El hastío llenaba mi alma; malamente y con desgano, ordené un poco mi cabello y salí en busca de un lugar barato para almorzar.
Caminé sólo unas pocas cuadras y frente a la altura del 3300 de la avenida Irarrázabal, encontré un restaurante que rezaba en una pizarra de la puerta: “Colaciones”… entré sin pensarlo mucho y me senté en una mesita pequeña cerca del ventanal.
El garzón tomó la orden y mientras esperaba veía a la gente pasar, algunos presurosos, ensimismados en sus asuntos, otros lentamente, casi paseando, en forma despreocupada, dejando pasar las horas y sin prestar atención, al tráfico que llenaba de ruidos aquel lugar.
Noté que algunos se inclinaban a dejar alguna moneda en una caja pequeña que tenía una viejecita sentada en el suelo, que se cubría con un paraguas negro, a modo de quitasol; vestía sucias ropas también negras y parecía inválida pues no se movía, sólo sus manos lo hacían al sonido de las monedas que tomaba y guardaba celosamente en otra caja escondida entre sus harapos.
Algunos pasaban sin verla y otros parecían no mirar, pero lo hacían y seguían su camino. Otros pasaban, para luego volver y dejar su moneda a la viejita, a quien no le veía la cara, pero podía imaginar su incomodidad, allí sentada en el suelo.
Por algunos minutos, pensé en ella, en su pasado, en su vida… ¿tendría hijos?... ¿dónde estarían?... mis pensamientos fueron interrumpidos por el garzón que traía mi pedido y me dispuse a tomar el alimento que se me presentaba y que poco disfruté pensando en la señora de la calle.
Seguía viéndola y a los transeúntes que pasaban a su lado, sus rostros me hablaban, la señora con los niños que pasó y se tuvo que devolver a instancias de uno de sus hijos que insistió en dejar algo a la viejita. La carita de aquel niño, al dejar su donación, reflejaba en pleno un corazón no contaminado por la vida, su ternura y su alegría de dar. Algunos al agacharse, le decían algo, yo sólo veía su mano, tomando la moneda para guardarla en la otra caja. Otros al pasar, mostraban una mirada airosa y crítica antes de seguir su camino que me hacía pensar en la frialdad de aquellos ojos y el hielo de su corazón.

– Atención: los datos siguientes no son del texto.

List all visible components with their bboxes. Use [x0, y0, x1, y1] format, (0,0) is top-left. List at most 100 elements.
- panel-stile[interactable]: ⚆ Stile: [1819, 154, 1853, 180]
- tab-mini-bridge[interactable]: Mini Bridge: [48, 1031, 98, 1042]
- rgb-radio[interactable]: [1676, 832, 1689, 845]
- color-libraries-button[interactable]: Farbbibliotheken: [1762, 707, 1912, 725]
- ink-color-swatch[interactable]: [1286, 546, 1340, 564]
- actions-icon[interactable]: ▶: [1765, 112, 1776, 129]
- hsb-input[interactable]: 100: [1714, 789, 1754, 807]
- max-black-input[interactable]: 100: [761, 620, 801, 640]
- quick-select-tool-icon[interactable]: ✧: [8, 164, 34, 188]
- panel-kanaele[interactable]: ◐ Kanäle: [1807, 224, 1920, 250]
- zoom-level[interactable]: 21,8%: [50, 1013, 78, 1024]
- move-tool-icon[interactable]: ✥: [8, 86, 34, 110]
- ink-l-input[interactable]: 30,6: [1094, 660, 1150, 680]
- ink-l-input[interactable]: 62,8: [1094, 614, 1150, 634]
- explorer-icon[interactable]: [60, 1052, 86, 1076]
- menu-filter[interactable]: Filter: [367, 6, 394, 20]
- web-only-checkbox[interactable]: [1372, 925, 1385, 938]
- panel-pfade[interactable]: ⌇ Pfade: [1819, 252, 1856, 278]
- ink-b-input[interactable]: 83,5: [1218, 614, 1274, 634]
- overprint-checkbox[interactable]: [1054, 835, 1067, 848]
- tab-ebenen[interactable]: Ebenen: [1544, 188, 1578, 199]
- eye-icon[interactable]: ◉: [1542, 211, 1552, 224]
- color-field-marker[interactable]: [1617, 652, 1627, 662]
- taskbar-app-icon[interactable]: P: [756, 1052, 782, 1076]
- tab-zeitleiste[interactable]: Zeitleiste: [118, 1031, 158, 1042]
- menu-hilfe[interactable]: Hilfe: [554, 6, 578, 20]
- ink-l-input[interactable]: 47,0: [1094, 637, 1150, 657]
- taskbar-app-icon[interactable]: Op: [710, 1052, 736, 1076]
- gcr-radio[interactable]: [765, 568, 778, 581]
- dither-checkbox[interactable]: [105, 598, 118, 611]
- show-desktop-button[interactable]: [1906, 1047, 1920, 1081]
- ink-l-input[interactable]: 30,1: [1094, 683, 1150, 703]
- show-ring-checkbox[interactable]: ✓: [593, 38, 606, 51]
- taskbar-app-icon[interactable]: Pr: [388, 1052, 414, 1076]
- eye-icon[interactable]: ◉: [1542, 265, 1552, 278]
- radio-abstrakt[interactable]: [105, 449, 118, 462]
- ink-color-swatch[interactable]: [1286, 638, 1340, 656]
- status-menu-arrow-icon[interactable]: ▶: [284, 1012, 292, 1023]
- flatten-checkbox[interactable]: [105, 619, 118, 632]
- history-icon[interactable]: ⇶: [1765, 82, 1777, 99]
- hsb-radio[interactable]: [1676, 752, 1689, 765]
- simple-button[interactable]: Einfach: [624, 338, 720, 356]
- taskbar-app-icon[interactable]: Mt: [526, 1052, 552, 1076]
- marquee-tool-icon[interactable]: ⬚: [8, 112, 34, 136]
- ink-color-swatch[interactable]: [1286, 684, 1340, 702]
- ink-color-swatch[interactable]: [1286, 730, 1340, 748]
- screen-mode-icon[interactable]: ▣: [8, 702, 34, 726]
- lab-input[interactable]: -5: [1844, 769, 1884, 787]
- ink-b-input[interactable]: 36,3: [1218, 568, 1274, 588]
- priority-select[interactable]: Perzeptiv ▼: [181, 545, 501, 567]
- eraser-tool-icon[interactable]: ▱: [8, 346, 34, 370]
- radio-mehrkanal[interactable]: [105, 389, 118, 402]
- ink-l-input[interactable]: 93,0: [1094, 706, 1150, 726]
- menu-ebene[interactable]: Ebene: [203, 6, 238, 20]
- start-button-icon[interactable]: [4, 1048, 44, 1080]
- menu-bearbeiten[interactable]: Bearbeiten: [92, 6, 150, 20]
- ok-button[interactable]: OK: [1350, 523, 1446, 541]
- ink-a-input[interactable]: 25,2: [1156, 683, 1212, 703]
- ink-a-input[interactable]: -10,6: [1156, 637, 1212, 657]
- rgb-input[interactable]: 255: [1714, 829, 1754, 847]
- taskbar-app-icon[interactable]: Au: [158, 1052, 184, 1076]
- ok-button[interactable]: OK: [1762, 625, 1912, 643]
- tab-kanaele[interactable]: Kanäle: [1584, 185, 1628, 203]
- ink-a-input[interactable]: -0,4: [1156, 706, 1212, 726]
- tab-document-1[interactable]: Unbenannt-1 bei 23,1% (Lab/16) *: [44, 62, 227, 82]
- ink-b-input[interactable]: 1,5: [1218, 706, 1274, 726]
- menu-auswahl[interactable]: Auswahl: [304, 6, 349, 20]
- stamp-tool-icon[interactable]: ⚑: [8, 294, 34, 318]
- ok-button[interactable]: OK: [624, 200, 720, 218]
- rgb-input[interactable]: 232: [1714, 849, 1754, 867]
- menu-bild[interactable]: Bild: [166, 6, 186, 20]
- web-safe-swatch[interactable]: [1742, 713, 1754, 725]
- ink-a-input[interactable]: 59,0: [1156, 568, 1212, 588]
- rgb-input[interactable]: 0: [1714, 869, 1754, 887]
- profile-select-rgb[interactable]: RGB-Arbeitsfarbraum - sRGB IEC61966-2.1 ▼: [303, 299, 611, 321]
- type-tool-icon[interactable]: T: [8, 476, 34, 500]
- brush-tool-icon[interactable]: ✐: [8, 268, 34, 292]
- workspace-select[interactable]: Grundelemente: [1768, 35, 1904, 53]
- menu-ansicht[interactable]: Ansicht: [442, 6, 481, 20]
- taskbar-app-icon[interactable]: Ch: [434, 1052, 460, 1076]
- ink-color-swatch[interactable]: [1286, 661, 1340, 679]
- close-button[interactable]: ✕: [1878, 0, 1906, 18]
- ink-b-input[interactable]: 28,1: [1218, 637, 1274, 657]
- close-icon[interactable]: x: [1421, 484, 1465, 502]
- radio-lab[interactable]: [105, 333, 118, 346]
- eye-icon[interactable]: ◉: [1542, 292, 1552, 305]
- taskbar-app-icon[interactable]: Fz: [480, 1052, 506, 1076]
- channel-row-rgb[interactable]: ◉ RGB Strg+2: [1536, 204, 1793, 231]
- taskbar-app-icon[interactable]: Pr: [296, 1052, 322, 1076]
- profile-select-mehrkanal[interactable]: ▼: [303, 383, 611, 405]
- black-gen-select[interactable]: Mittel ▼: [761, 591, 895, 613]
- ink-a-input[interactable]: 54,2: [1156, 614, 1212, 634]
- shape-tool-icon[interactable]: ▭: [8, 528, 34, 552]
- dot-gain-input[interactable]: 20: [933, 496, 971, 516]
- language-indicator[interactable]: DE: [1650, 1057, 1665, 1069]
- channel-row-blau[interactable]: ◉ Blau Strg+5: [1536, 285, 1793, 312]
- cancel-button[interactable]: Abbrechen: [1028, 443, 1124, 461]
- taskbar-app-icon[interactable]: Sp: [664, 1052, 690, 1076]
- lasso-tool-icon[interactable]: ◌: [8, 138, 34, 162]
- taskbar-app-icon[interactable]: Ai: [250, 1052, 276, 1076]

Al salir, dudé un poco, pero me acerqué y agachándome, dejé un billete en la caja, lo que me permitió ver el rostro de aquella mujer; me encontré con su dura e impávida mirada que ni siquiera respondió a mi pregunta si necesitaba algo más.
Me puse de pié y lentamente, sin dejar de mirarla, comencé a caminar… mi mente en blanco, por la impresión de aquel rostro casi sin expresión, sólo la dureza de esa mirada, su ajada y sucia piel y esas ropas que parecía llevar puestas desde hace mucho tiempo.
En ese momento, fui interrumpida por un joven de aproximádamente unos 30 años que me dijo: “No sienta lástima, seguro gana más que usted y yo juntos”. No supe qué responder en ese instante y él siguió… viene cada día, con sol o con lluvia y he sumado las monedas en alguna oportunidad, he sacado cuentas, creo que vive mejor que cualquiera de los que le regalan su dinero, se aprovecha de los sentimientos de las personas… la expresión del joven era fría y denotaba un cierto grado de molestia.
Sin pensar mucho, le respondí: “pero a ella, le falta algo, y ni con mi jubilación miserable, ni usted con su sueldo pequeño, hemos perdido… LA DIGNIDAD”.
El joven, me miró, entre interrogante y sorprendido, la expresión de su rostro cambió y por algunos segundos, me pareció ver en él un dejo de tristeza, luego asombro y determinación, puso su mano en el bolsillo, me dio las gracias varias veces y deseándome un buen día, retrocedió hasta donde estaba la viejecita para poner una moneda en la caja.
Lo vi seguir su camino, muy erguido, mirando al frente y caminando con paso firme.